À la lecture de cet article, certain(e)s diront que je méprise les handicapés, que je suis méchante etc.  Détrompez-vous, c’est juste une certaine personne que je ne supporte pas/plus. Si elle n’avait pas été en chaise roulante mais avec la même personnalité et le même caractère ça aurait été pareil!

Dans mon école, et plus précisément, dans ma classe, nous avons une personne à mobilité réduite (mais qui a toutes ses capacités intellectuelles). Mis à part quelques soucis de parole et dans les gestes (et une chaise roulante), cette personne est tout à fait normale.

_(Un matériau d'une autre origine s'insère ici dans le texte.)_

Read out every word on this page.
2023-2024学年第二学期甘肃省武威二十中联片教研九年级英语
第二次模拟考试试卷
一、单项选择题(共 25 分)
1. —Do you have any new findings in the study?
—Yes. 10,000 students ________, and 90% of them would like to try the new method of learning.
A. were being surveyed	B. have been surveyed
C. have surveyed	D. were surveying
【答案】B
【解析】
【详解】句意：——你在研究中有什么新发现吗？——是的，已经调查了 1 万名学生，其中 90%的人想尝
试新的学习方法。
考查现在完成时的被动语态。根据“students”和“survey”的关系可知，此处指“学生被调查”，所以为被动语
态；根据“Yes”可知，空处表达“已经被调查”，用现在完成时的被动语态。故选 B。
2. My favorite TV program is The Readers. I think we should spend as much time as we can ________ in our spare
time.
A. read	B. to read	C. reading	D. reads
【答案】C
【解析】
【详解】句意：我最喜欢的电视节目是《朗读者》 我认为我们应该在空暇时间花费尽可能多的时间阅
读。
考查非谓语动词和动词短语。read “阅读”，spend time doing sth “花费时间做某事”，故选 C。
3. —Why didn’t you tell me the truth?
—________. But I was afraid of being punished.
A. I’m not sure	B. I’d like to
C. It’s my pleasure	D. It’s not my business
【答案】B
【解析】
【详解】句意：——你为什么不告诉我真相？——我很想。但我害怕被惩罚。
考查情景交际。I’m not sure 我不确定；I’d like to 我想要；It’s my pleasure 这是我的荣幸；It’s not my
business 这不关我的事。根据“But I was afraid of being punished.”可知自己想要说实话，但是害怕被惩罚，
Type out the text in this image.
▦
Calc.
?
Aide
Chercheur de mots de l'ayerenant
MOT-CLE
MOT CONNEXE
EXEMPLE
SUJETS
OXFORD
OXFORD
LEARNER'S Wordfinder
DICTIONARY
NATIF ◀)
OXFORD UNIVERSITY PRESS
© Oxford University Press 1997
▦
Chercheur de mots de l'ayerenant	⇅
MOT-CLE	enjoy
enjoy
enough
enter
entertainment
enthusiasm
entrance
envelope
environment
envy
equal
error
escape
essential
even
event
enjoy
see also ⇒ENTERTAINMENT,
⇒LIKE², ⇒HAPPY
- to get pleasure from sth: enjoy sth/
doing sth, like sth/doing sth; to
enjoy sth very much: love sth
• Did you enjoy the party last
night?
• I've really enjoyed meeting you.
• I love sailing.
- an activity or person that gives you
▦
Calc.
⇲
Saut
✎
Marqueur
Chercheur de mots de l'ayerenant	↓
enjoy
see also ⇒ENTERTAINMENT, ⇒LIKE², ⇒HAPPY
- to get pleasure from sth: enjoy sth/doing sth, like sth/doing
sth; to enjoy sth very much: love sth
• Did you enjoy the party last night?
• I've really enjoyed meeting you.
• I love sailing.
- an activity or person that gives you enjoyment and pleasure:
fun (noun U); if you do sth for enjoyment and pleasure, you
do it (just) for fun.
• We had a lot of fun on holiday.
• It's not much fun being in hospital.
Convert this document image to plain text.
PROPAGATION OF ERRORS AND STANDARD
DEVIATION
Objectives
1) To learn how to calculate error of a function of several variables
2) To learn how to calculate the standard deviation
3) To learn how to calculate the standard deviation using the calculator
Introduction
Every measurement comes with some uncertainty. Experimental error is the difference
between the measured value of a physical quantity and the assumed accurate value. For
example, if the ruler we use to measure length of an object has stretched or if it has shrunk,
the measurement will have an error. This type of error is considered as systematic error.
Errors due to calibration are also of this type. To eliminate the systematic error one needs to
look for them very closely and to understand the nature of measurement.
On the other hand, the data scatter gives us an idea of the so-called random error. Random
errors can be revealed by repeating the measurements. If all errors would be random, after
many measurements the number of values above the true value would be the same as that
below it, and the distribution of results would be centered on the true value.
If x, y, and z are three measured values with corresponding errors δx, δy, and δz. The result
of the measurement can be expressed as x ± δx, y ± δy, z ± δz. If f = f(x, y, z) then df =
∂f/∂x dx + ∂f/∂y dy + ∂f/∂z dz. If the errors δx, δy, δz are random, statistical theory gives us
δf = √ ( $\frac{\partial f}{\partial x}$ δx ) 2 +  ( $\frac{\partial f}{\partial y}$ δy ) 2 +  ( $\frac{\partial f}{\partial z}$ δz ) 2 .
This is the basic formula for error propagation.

Alors que cette personne fasse des études pour elle-même, pour son courage etc je veux bien. Que cette personne fasse des études alors qu’après elle ira quand même au chômage puisqu’elle gagnera d’office plus, je veux bien aussi, ce ne sont pas mes affaires. Mais que cette personne demande qu’on la traite et qu’on la considère comme une personne normale et que quand ça l’arrange on la traite comme une personne « extraordinaire » (comme on dit actuellement) et qu’on lui accorde toutes les faveurs de Dieu, là je suis moins d’accord.

Parce que par rapport à nous c’est pas juste. C’est pas juste que des dossiers à rendre pour Pâques et prévus depuis septembre, qu’elle puisse les rendre plus tard que nous. De septembre à Avril il me semble qu’elle avait largement le temps de les écrire. Qu’elle passe un examen pratique (infographie) à l’oral, c’est pas juste non plus par rapport à nous… on ne sera pas coté de la même manière! Que quand elle arrive en retard, qu’elle parle en classe ou qu’elle brosse un cours obligatoire, on lui dit rien.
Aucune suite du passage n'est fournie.